El oficio de maquillador de pitanzas

 

 



La crème de la crème de los maquilladores de la historia se dedicaba a servir a los reyes y a los nobles, entre los había más aficionados a pintarse el rostro que al ejercicio de las armas o la caza. El segundo nivel de estos expertos potingueros se ocupaba de los cadáveres.

La modernidad nos ha traído una categoría profesional mucho más repelente: la de aquellos que se ocupan de a embellecer artificialmente los alimentos para engañar a la gente y que todos se coman alegremente diversos derivados del petróleo a los que la naturaleza no puede asimilar de otro modo. Ellos —que suelen ser muy finolis (por decirlo de un modo elegante)— para realzar su actividad prefieren que se les denomine eufemísticamente «estilistas gastronómicos», pero la realidad es que no puedes dar mucho estilo a un pimiento o a una berenjena: sólo puedes cambiar su color o aumentar su brillo.

          Este oficio está vinculado directamente a la fotografía. Todas las imágenes que vemos en libros, revistas, catálogos, recetarios o menús muestran un colorido y una apetitosidad extremos, de todo punto imposibles en la vida real. Es lógico, pues sólo son el fruto de las habilidades de estos imaginativos maquilladores, que consiguen equilibrios entre texturas y colores que habrían sorprendido al Tiziano.
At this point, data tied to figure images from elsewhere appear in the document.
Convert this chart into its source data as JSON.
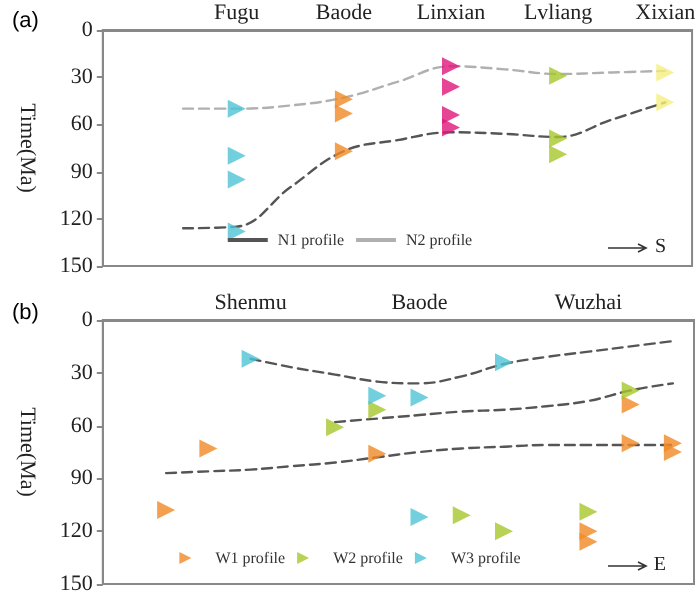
{
  "chart_data": [
    {
      "type": "scatter",
      "title": "(a)",
      "ylabel": "Time(Ma)",
      "categories": [
        null,
        null,
        "Fugu",
        null,
        "Baode",
        null,
        "Linxian",
        null,
        "Lvliang",
        null,
        "Xixian"
      ],
      "ylim": [
        150,
        0
      ],
      "yticks": [
        0,
        30,
        60,
        90,
        120,
        150
      ],
      "grid": false,
      "legend": "bottom",
      "marker": "triangle",
      "annotations": [
        "S"
      ],
      "series": [
        {
          "color": "#4fc3d4",
          "x": [
            "Fugu",
            "Fugu",
            "Fugu",
            "Fugu"
          ],
          "values": [
            50,
            80,
            95,
            128
          ]
        },
        {
          "color": "#f08a24",
          "x": [
            "Baode",
            "Baode",
            "Baode"
          ],
          "values": [
            44,
            53,
            77
          ]
        },
        {
          "color": "#e0157a",
          "x": [
            "Linxian",
            "Linxian",
            "Linxian",
            "Linxian"
          ],
          "values": [
            23,
            36,
            54,
            62
          ]
        },
        {
          "color": "#a6c72a",
          "x": [
            "Lvliang",
            "Lvliang",
            "Lvliang"
          ],
          "values": [
            29,
            69,
            79
          ]
        },
        {
          "color": "#f5ef80",
          "x": [
            "Xixian",
            "Xixian"
          ],
          "values": [
            27,
            46
          ]
        },
        {
          "name": "N1 profile",
          "type": "line",
          "color": "#555555",
          "marker": "none",
          "line_style": "dashed",
          "values": [
            null,
            126,
            125,
            100,
            77,
            70,
            65,
            66,
            68,
            57,
            46
          ]
        },
        {
          "name": "N2 profile",
          "type": "line",
          "color": "#b0b0b0",
          "marker": "none",
          "line_style": "dashed",
          "values": [
            null,
            50,
            50,
            48,
            43,
            33,
            23,
            25,
            28,
            27,
            26
          ]
        }
      ]
    },
    {
      "type": "scatter",
      "title": "(b)",
      "ylabel": "Time(Ma)",
      "categories": [
        null,
        null,
        null,
        "Shenmu",
        null,
        null,
        null,
        "Baode",
        null,
        null,
        null,
        "Wuzhai",
        null,
        null
      ],
      "ylim": [
        150,
        0
      ],
      "yticks": [
        0,
        30,
        60,
        90,
        120,
        150
      ],
      "grid": false,
      "legend": "bottom",
      "marker": "triangle",
      "annotations": [
        "E"
      ],
      "series": [
        {
          "name": "W1 profile",
          "color": "#f08a24",
          "values": [
            null,
            108,
            73,
            null,
            null,
            null,
            76,
            null,
            null,
            null,
            null,
            120,
            48,
            75
          ]
        },
        {
          "name": "W2 profile",
          "color": "#a6c72a",
          "values": [
            null,
            null,
            null,
            null,
            null,
            61,
            51,
            null,
            111,
            120,
            null,
            109,
            40,
            null
          ]
        },
        {
          "name": "W3 profile",
          "color": "#4fc3d4",
          "values": [
            null,
            null,
            null,
            22,
            null,
            null,
            43,
            44,
            null,
            24,
            null,
            null,
            null,
            null
          ]
        },
        {
          "color": "#f08a24",
          "values": [
            null,
            null,
            null,
            null,
            null,
            null,
            null,
            null,
            null,
            null,
            null,
            126,
            70,
            70
          ]
        },
        {
          "color": "#4fc3d4",
          "values": [
            null,
            null,
            null,
            null,
            null,
            null,
            null,
            112,
            null,
            null,
            null,
            null,
            null,
            null
          ]
        },
        {
          "type": "line",
          "color": "#555555",
          "marker": "none",
          "line_style": "dashed",
          "values": [
            null,
            null,
            null,
            22,
            27,
            31,
            35,
            36,
            32,
            25,
            21,
            18,
            15,
            12
          ]
        },
        {
          "type": "line",
          "color": "#555555",
          "marker": "none",
          "line_style": "dashed",
          "values": [
            null,
            null,
            null,
            null,
            null,
            58,
            56,
            54,
            52,
            51,
            49,
            46,
            40,
            36
          ]
        },
        {
          "type": "line",
          "color": "#555555",
          "marker": "none",
          "line_style": "dashed",
          "values": [
            null,
            87,
            86,
            85,
            83,
            81,
            78,
            75,
            73,
            72,
            71,
            71,
            71,
            71
          ]
        }
      ]
    }
  ]
}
           Aunque éste es un oficio nuevo (salvo que en la Antigüedad los cocineros reales hicieran en sus dominios porquerías de las que nadie se enteraba), paradójicamente puede hallarse ya en vías de desaparición como tal, pues se ve amenazado de muerte por esos frikis especialistas en retocar digitalmente las fotos y que consiguen transformar en personas sexy a esos modelos que tienen el tipo de la Phoca vitulina (la foca común).
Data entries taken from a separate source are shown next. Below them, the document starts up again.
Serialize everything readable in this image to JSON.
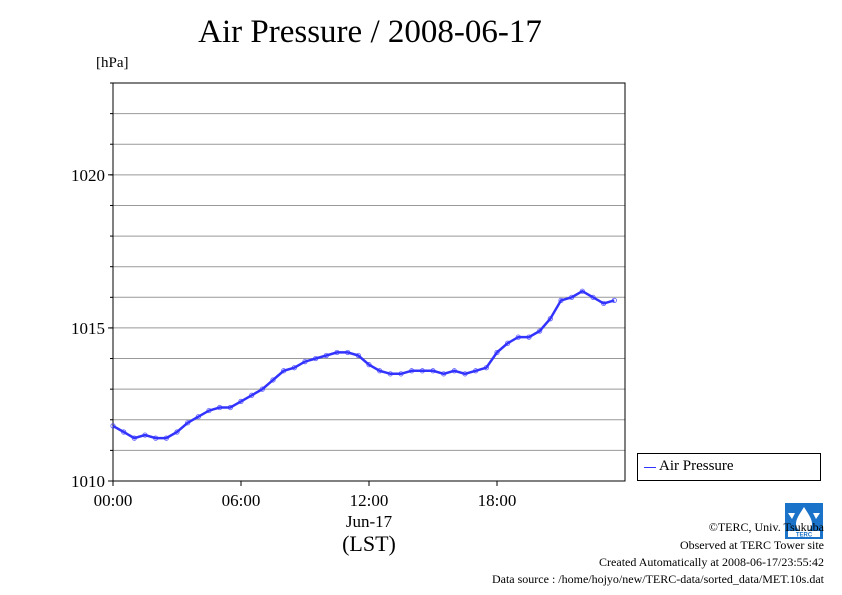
{
  "chart_data": {
    "type": "line",
    "title": "Air Pressure / 2008-06-17",
    "ylabel": "[hPa]",
    "ylim": [
      1010,
      1023
    ],
    "y_ticks": [
      1010,
      1015,
      1020
    ],
    "xlim": [
      0,
      24
    ],
    "x_ticks": [
      {
        "value": 0,
        "label": "00:00"
      },
      {
        "value": 6,
        "label": "06:00"
      },
      {
        "value": 12,
        "label": "12:00"
      },
      {
        "value": 18,
        "label": "18:00"
      }
    ],
    "x_sublabel": "Jun-17",
    "x_unit": "(LST)",
    "grid": true,
    "legend_position": "right",
    "series": [
      {
        "name": "Air Pressure",
        "color": "#3333ff",
        "x": [
          0.0,
          0.5,
          1.0,
          1.5,
          2.0,
          2.5,
          3.0,
          3.5,
          4.0,
          4.5,
          5.0,
          5.5,
          6.0,
          6.5,
          7.0,
          7.5,
          8.0,
          8.5,
          9.0,
          9.5,
          10.0,
          10.5,
          11.0,
          11.5,
          12.0,
          12.5,
          13.0,
          13.5,
          14.0,
          14.5,
          15.0,
          15.5,
          16.0,
          16.5,
          17.0,
          17.5,
          18.0,
          18.5,
          19.0,
          19.5,
          20.0,
          20.5,
          21.0,
          21.5,
          22.0,
          22.5,
          23.0,
          23.5
        ],
        "y": [
          1011.8,
          1011.6,
          1011.4,
          1011.5,
          1011.4,
          1011.4,
          1011.6,
          1011.9,
          1012.1,
          1012.3,
          1012.4,
          1012.4,
          1012.6,
          1012.8,
          1013.0,
          1013.3,
          1013.6,
          1013.7,
          1013.9,
          1014.0,
          1014.1,
          1014.2,
          1014.2,
          1014.1,
          1013.8,
          1013.6,
          1013.5,
          1013.5,
          1013.6,
          1013.6,
          1013.6,
          1013.5,
          1013.6,
          1013.5,
          1013.6,
          1013.7,
          1014.2,
          1014.5,
          1014.7,
          1014.7,
          1014.9,
          1015.3,
          1015.9,
          1016.0,
          1016.2,
          1016.0,
          1015.8,
          1015.9
        ]
      }
    ]
  },
  "footer": {
    "copyright": "©TERC, Univ. Tsukuba",
    "observed": "Observed at TERC Tower site",
    "created": "Created Automatically at 2008-06-17/23:55:42",
    "source": "Data source : /home/hojyo/new/TERC-data/sorted_data/MET.10s.dat"
  },
  "logo_text": "TERC"
}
Pero, sin duda, el maquillaje de alimentos es un arte en sí, aunque —como otras artes— no se enseñe en los colegios. Requiere a la vez conocimientos sobre química, culinaria y fotografía. Para formarse como estilista de alimentación se pueden hacer cursillos especializados —atracadoramente caros— que ofrecen algunas escuelas de publicidad, aunque en realidad los experimentos más nauseabundos (pero que son los que proporcionan mejores resultados) se suelen realizar en el propio domicilio, con un valor cidesco o amadisdegáulico y una alta dosis de autodidactismo.
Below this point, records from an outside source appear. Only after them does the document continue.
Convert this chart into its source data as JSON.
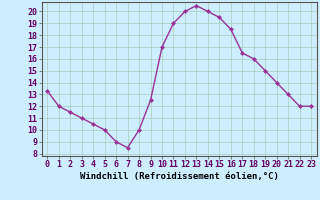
{
  "x": [
    0,
    1,
    2,
    3,
    4,
    5,
    6,
    7,
    8,
    9,
    10,
    11,
    12,
    13,
    14,
    15,
    16,
    17,
    18,
    19,
    20,
    21,
    22,
    23
  ],
  "y": [
    13.3,
    12.0,
    11.5,
    11.0,
    10.5,
    10.0,
    9.0,
    8.5,
    10.0,
    12.5,
    17.0,
    19.0,
    20.0,
    20.5,
    20.0,
    19.5,
    18.5,
    16.5,
    16.0,
    15.0,
    14.0,
    13.0,
    12.0,
    12.0
  ],
  "line_color": "#993399",
  "marker": "D",
  "marker_size": 2.0,
  "line_width": 1.0,
  "bg_color": "#cceeff",
  "grid_color": "#aaccbb",
  "xlabel": "Windchill (Refroidissement éolien,°C)",
  "xlabel_fontsize": 6.5,
  "ylabel_ticks": [
    8,
    9,
    10,
    11,
    12,
    13,
    14,
    15,
    16,
    17,
    18,
    19,
    20
  ],
  "xlim": [
    -0.5,
    23.5
  ],
  "ylim": [
    7.8,
    20.8
  ],
  "tick_fontsize": 6.0,
  "xtick_labels": [
    "0",
    "1",
    "2",
    "3",
    "4",
    "5",
    "6",
    "7",
    "8",
    "9",
    "10",
    "11",
    "12",
    "13",
    "14",
    "15",
    "16",
    "17",
    "18",
    "19",
    "20",
    "21",
    "22",
    "23"
  ]
}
          Algunos ecologistas (de esos tan puñeteros y exagerados que se empeñan en hacerles imposible la vida con sus lloros a los ejecutivos de las grandes multinacionales) argumentan que el maquillaje de alimentos no deja de entrañar riesgos y que podría tener alguna que otra relación remota con el cáncer de páncreas. No sabemos qué opinar al respecto, aunque sí puede resultar significativo el hecho de que los alimentos tratados nunca se consuman, sino que se destruyan con un lanzallamas inmediatamente después de ser fotografiados.

          En España existen 43 colorantes autorizados (no sabemos de dónde se han sacado tantos colores) que, paradójicamente, saben mucho peor que los no autorizados. De muchos de ellos se ha dicho que si sí, que si no, que si son perjudiciales o francamente venenosos... Nadie puede afirmar que constituyan un riesgo potencial para la salud, pues se desconocen sus posibles efectos a largo plazo. Así es que, como nadie lo puede afirmar, pues nadie lo afirma y nos comemos los colorantes tan contentos. Dentro de unas cuantas décadas, ¡Dios dirá!

          El maquillador debe controlar muy cuidadosamente que nadie ingiera lo que él trata, sobre todo antes de hacer la fotografía, pues de otra manera tendría que volver a empezar todo el trabajo, lo cual sería una lata.